Array bounds start at 0, so you can only access from array[0] to array[49].

To get a random number from 1-25, you want

myArray[i] = rand() % 25 + 1;

Also, do you want integers or floating point random numbers? Right now you are just getting integers, meaing 1, 2, 3, ... 25. If you want something like 2.45, 6.883, 23.999, etc. you need to do something different. See C++ random float number generation for the answer.

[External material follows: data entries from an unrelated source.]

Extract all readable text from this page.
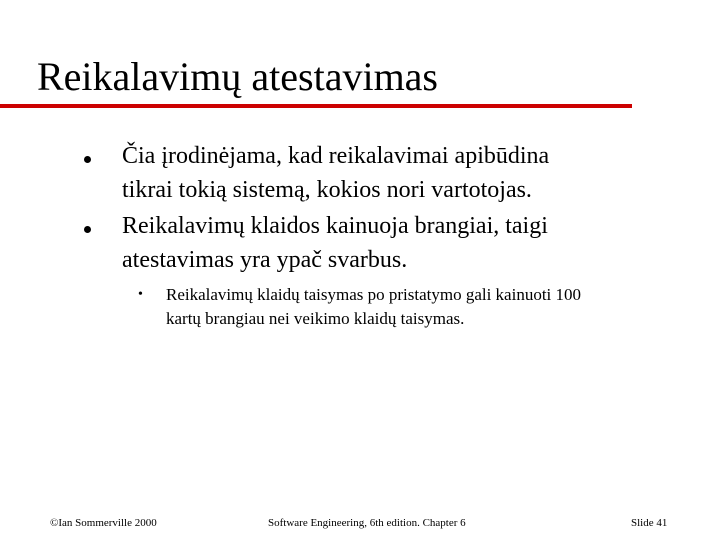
Reikalavimų atestavimas
Čia įrodinėjama, kad reikalavimai apibūdina
tikrai tokią sistemą, kokios nori vartotojas.
Reikalavimų klaidos kainuoja brangiai, taigi
atestavimas yra ypač svarbus.
• Reikalavimų klaidų taisymas po pristatymo gali kainuoti 100
kartų brangiau nei veikimo klaidų taisymas.
©Ian Sommerville 2000	Software Engineering, 6th edition. Chapter 6	Slide 41
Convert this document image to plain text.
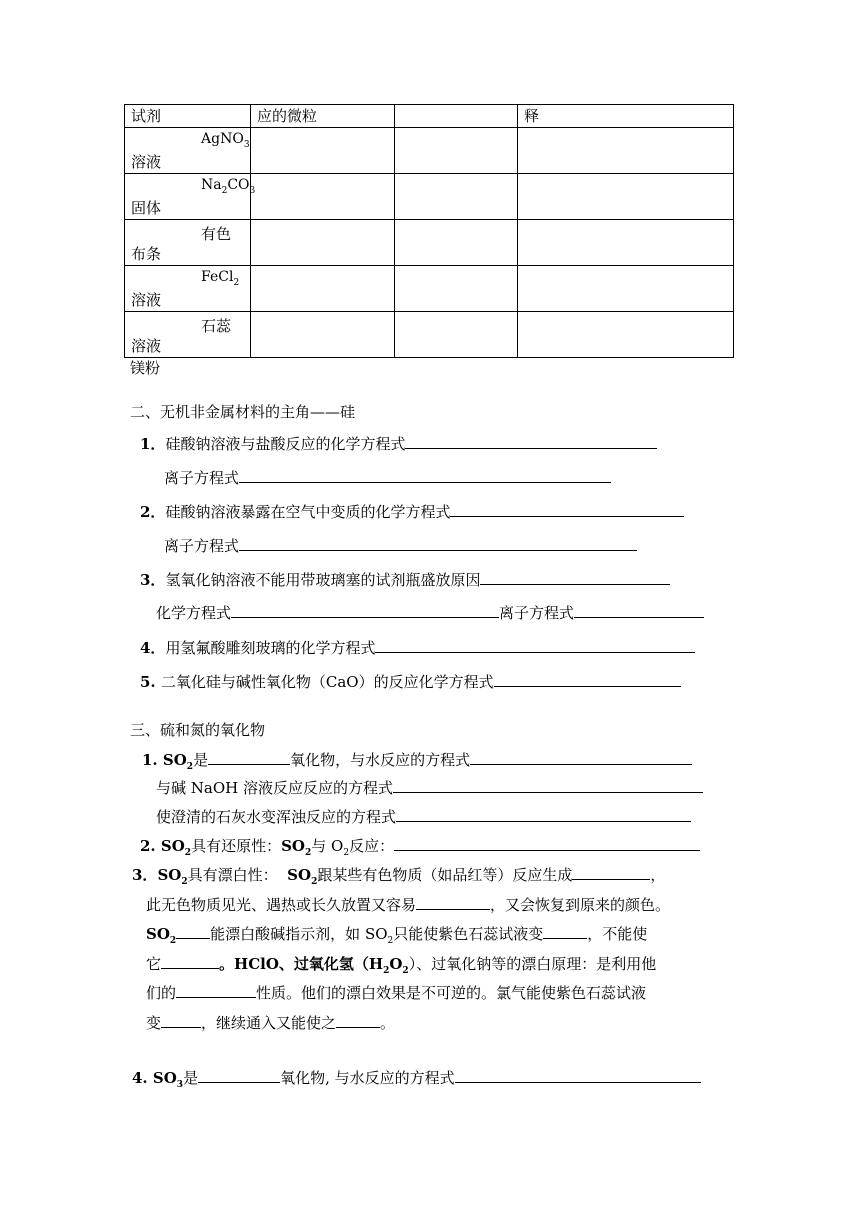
试剂	应的微粒		释

AgNO$_3$
溶液			

$Na_2CO_3$
固体			

有色
布条			

FeCl$_2$
溶液			

石蕊
溶液			

镁粉
二、无机非金属材料的主角——硅
1．硅酸钠溶液与盐酸反应的化学方程式
离子方程式
2．硅酸钠溶液暴露在空气中变质的化学方程式
离子方程式
3．氢氧化钠溶液不能用带玻璃塞的试剂瓶盛放原因
化学方程式	离子方程式
4．用氢氟酸雕刻玻璃的化学方程式
5. 二氧化硅与碱性氧化物（CaO）的反应化学方程式
三、硫和氮的氧化物
1. $SO_2$是	氧化物，与水反应的方程式
与碱 NaOH 溶液反应反应的方程式
使澄清的石灰水变浑浊反应的方程式
2. $SO_2$具有还原性：$SO_2$与 $O_2$反应：
3．$SO_2$具有漂白性： $SO_2$跟某些有色物质（如品红等）反应生成	，
此无色物质见光、遇热或长久放置又容易	，又会恢复到原来的颜色。
$SO_2$ 能漂白酸碱指示剂，如 $SO_2$只能使紫色石蕊试液变	，不能使
它	。HClO、过氧化氢$(H_2O_2)$、过氧化钠等的漂白原理：是利用他
们的	性质。他们的漂白效果是不可逆的。氯气能使紫色石蕊试液
变	，继续通入又能使之	。
4. $SO_3$是	氧化物, 与水反应的方程式
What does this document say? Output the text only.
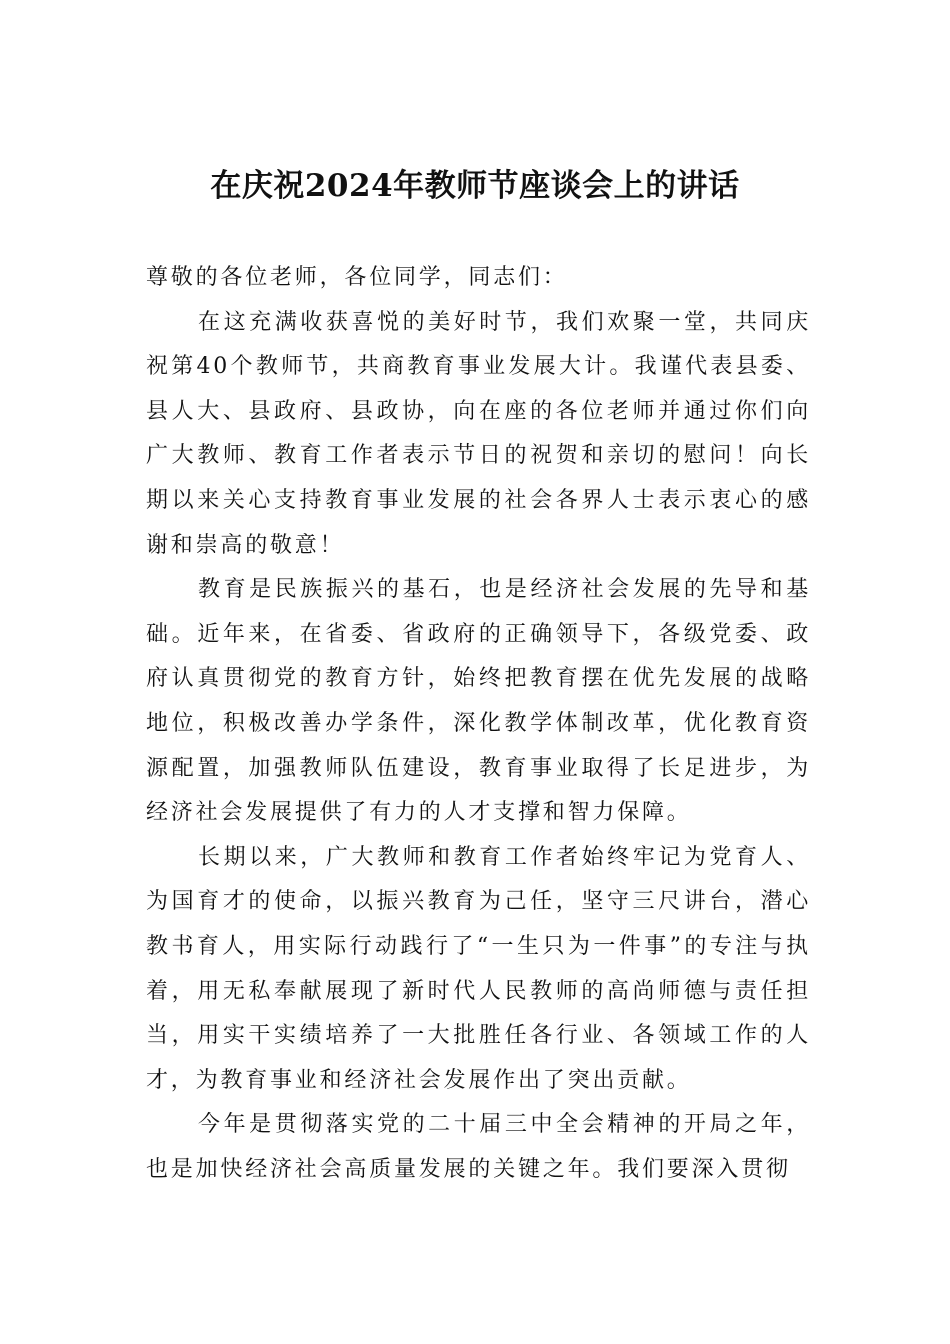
在庆祝2024年教师节座谈会上的讲话

尊敬的各位老师，各位同学，同志们：

在这充满收获喜悦的美好时节，我们欢聚一堂，共同庆祝第40个教师节，共商教育事业发展大计。我谨代表县委、县人大、县政府、县政协，向在座的各位老师并通过你们向广大教师、教育工作者表示节日的祝贺和亲切的慰问！向长期以来关心支持教育事业发展的社会各界人士表示衷心的感谢和崇高的敬意！

教育是民族振兴的基石，也是经济社会发展的先导和基础。近年来，在省委、省政府的正确领导下，各级党委、政府认真贯彻党的教育方针，始终把教育摆在优先发展的战略地位，积极改善办学条件，深化教学体制改革，优化教育资源配置，加强教师队伍建设，教育事业取得了长足进步，为经济社会发展提供了有力的人才支撑和智力保障。

长期以来，广大教师和教育工作者始终牢记为党育人、为国育才的使命，以振兴教育为己任，坚守三尺讲台，潜心教书育人，用实际行动践行了“一生只为一件事”的专注与执着，用无私奉献展现了新时代人民教师的高尚师德与责任担当，用实干实绩培养了一大批胜任各行业、各领域工作的人才，为教育事业和经济社会发展作出了突出贡献。

今年是贯彻落实党的二十届三中全会精神的开局之年，也是加快经济社会高质量发展的关键之年。我们要深入贯彻
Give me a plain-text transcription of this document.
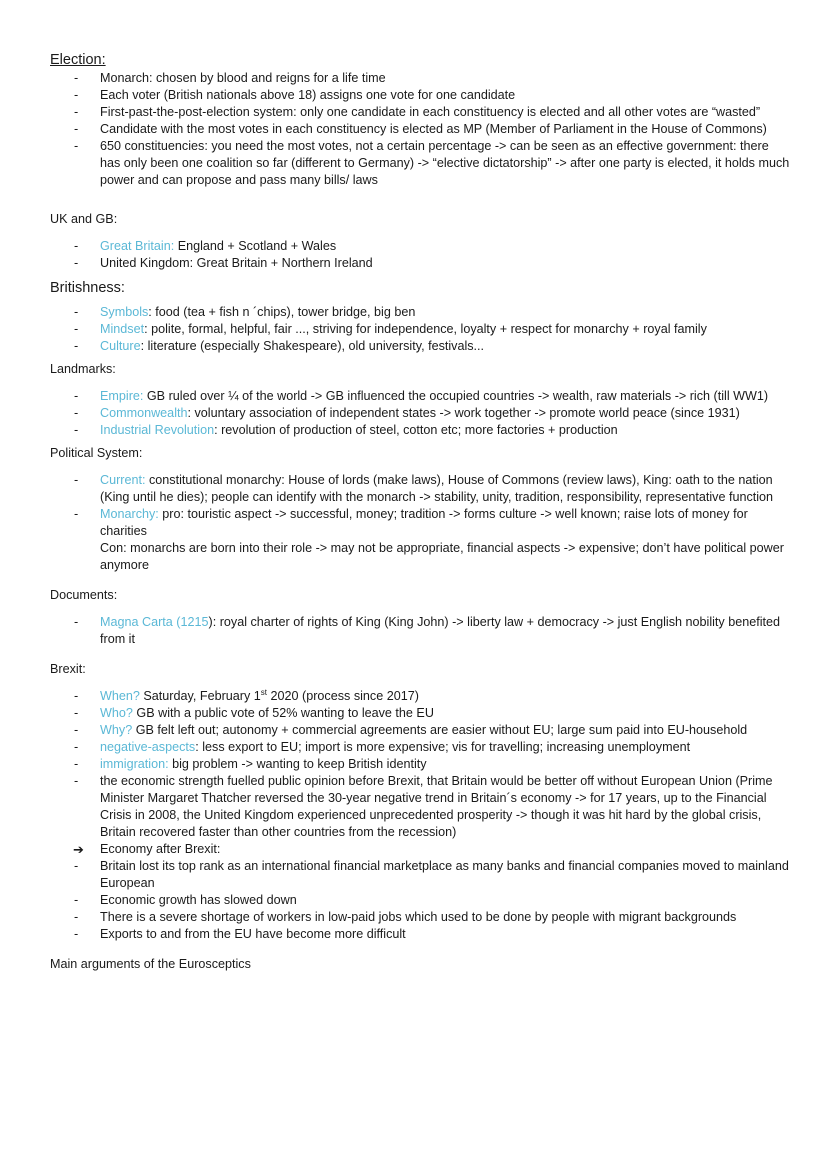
Election:
- Monarch: chosen by blood and reigns for a life time
- Each voter (British nationals above 18) assigns one vote for one candidate
- First-past-the-post-election system: only one candidate in each constituency is elected and all other votes are “wasted”
- Candidate with the most votes in each constituency is elected as MP (Member of Parliament in the House of Commons)
- 650 constituencies: you need the most votes, not a certain percentage -> can be seen as an effective government: there has only been one coalition so far (different to Germany) -> “elective dictatorship” -> after one party is elected, it holds much power and can propose and pass many bills/ laws
UK and GB:
- Great Britain: England + Scotland + Wales
- United Kingdom: Great Britain + Northern Ireland
Britishness:
- Symbols: food (tea + fish n ´chips), tower bridge, big ben
- Mindset: polite, formal, helpful, fair ..., striving for independence, loyalty + respect for monarchy + royal family
- Culture: literature (especially Shakespeare), old university, festivals...
Landmarks:
- Empire: GB ruled over ¼ of the world -> GB influenced the occupied countries -> wealth, raw materials -> rich (till WW1)
- Commonwealth: voluntary association of independent states -> work together -> promote world peace (since 1931)
- Industrial Revolution: revolution of production of steel, cotton etc; more factories + production
Political System:
- Current: constitutional monarchy: House of lords (make laws), House of Commons (review laws), King: oath to the nation (King until he dies); people can identify with the monarch -> stability, unity, tradition, responsibility, representative function
- Monarchy: pro: touristic aspect -> successful, money; tradition -> forms culture -> well known; raise lots of money for charities
Con: monarchs are born into their role -> may not be appropriate, financial aspects -> expensive; don’t have political power anymore
Documents:
- Magna Carta (1215): royal charter of rights of King (King John) -> liberty law + democracy -> just English nobility benefited from it
Brexit:
- When? Saturday, February 1st 2020 (process since 2017)
- Who? GB with a public vote of 52% wanting to leave the EU
- Why? GB felt left out; autonomy + commercial agreements are easier without EU; large sum paid into EU-household
- negative-aspects: less export to EU; import is more expensive; vis for travelling; increasing unemployment
- immigration: big problem -> wanting to keep British identity
- the economic strength fuelled public opinion before Brexit, that Britain would be better off without European Union (Prime Minister Margaret Thatcher reversed the 30-year negative trend in Britain´s economy -> for 17 years, up to the Financial Crisis in 2008, the United Kingdom experienced unprecedented prosperity -> though it was hit hard by the global crisis, Britain recovered faster than other countries from the recession)
➔ Economy after Brexit:
- Britain lost its top rank as an international financial marketplace as many banks and financial companies moved to mainland European
- Economic growth has slowed down
- There is a severe shortage of workers in low-paid jobs which used to be done by people with migrant backgrounds
- Exports to and from the EU have become more difficult
Main arguments of the Eurosceptics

You probably don't want to pause every time you insert a number into the array. Move this after the for loop.

system("pause");

Also, if you return 0 inside the for loop, you will only assign one number before your program will exit. Move that to after the loop as well.

Answer 5

Use uniform_real. In the following program random float numbers between 1.0 and 2.0 are generated:

#include <random> 
#include <iostream> 

typedef std::ranlux64_base_01 Myeng; 
typedef std::uniform_real<float> Myceng; 
int main() 
{ 
    Myeng eng; 
    Myceng ceng(1.0, 2.0); 
    Myceng::input_type engval = eng(); 

    std::cout << "a random value == " << ceng(eng) << std::endl; 
    std::cout << "a random value == " << ceng(eng) << std::endl; 
    std::cout << "a random value == " << ceng(eng) << std::endl; 

    return (0); 
}